One of the big unresolved issues in Python world is distribution of applications, and there are many approaches, each with its own advantages and disadvantages: wrapping them up in self-contained environments like Docker containers, packing them together with the interpreter into a single binary (e.g. PyOxidizer) etc.
I’ve recently been thinking about one approach, but have no idea if it would be possible, in theory or in practice. Once the code is compiled into bytecode, all it requires is the virtual machine; it there a way to extract just the VM and use it to run the app without the interpreter? If it is, it might be possible to package the bytecode and the VM in an executable binary with a much smaller footprint that including the whole interpreter and the bytecode…
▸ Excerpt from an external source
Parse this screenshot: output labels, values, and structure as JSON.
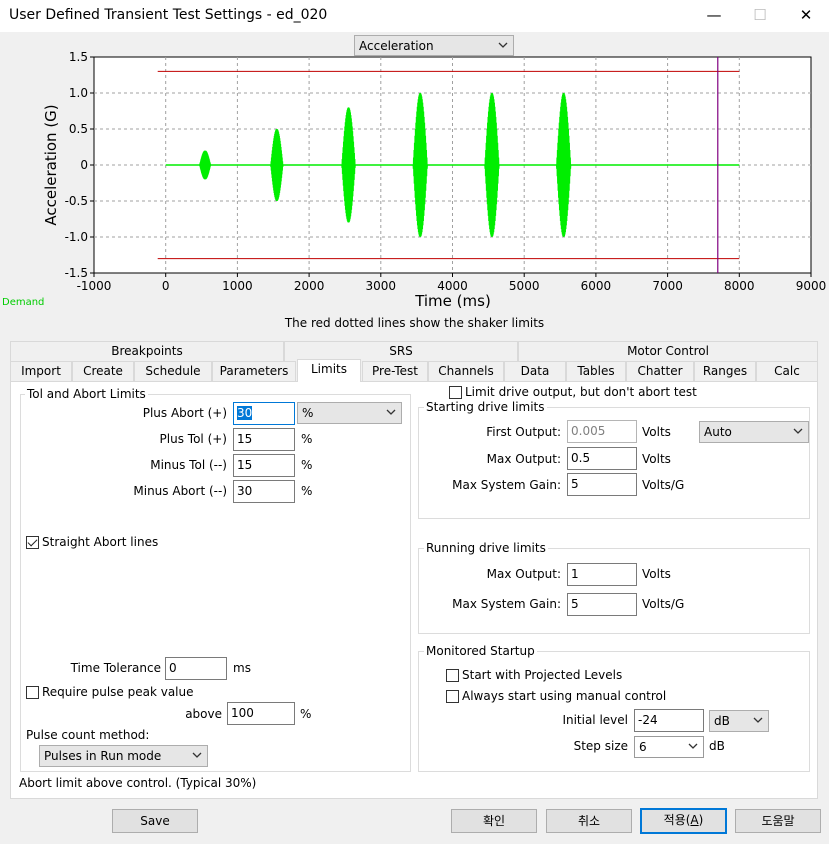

I’m mainly looking to understand if that is possible in theory (i.e. whether there are any conceptual issues in Python as a language that would prevent that separation), and if it is, whether it can be attempted with the existing implementations (primarily CPython). And, of course, if the answer to both is “yes”, has that been attempted in any way?
Or, of course, the whole idea might be completely bonkers for some obvious reasons that I have missed… I’d appreciate any comments. Thank you!
What is an “interpreter” to you and how it is different to a “VM”? Generally those terms are used interchangeably when talking about CPython.
As for your idea, there are already projects which distribute CPython and an app’s source code as an installable thing (e.g. PyInstaller, py2app, etc.). And you already mentioned PyOxidizer which does this.
So is your question specifically about trying to get CPython to take on the responsibility of providing the tooling instead of the community? Or are you asking something else?
One thing you need to factor in: The generation of bytecode is required at runtime. Dataclasses and namedtuple both use exec to compile code that’s generated at runtime, for example. There are many other examples of that.
From a terminology angle, it would probably be better to phrase your idea in terms of splitting the compiler from the VM/interpreter. The interpreter is the thing that executes the bytecode, the parser and compiler turn source code into bytecode.
From a language perspective one barrier to this is that there are language features (exec and eval) which rely on runtime availability of the compiler. And there are widely-used stdlib features (e.g. namedtuple) that rely on these language features. So any code intending to run without a compiler available would need to avoid those features.
Perhaps more importantly though, size-wise the parser and compiler just aren’t that big, relative to the interpreter and the standard library. So I don’t think you’d gain all that much by splitting them out. If you’re interested in smaller distributable executables, there’d be more potential win in pushing forward the various perpetually-stalled proposals for a slimmed-down stdlib.
From a terminology angle, it would probably be better to phrase your idea in terms of splitting the compiler from the VM/interpreter
Yes, this is exactly what I had in mind, sorry for being unclear.
From a language perspective one barrier to this is that there are language features (exec and eval) which rely on runtime availability of the compiler
I expected something like that, but on the other hand I am aware that it is theoretically possible to distribute pure bytcode (the old egg format allowed that, and it’s still possible with wheels), without the original source. Of course, it might not cover all the use cases, but it might open some possibilities.
there’d be more potential win in pushing forward the various perpetually-stalled proposals for a slimmed-down stdlib
I wonder whether it would be possible to dynamically shed all the stdlib components that are not needed for a certain application? I know that some Linux distros notoriously exclude some of the stdlib packages (e.g. Ubuntu and venv); I wonder if that could be part of the packaging process?
The reply does not seem related to the original point, which was that Python has exec and eval functions that take a string and need the compiler to transform it to bytecode that is then interpreted.
Yes, this seems like a right approach that could be more streamlined… But if I’m not mistaken py2exe is only for packaging apps on Windows, correct?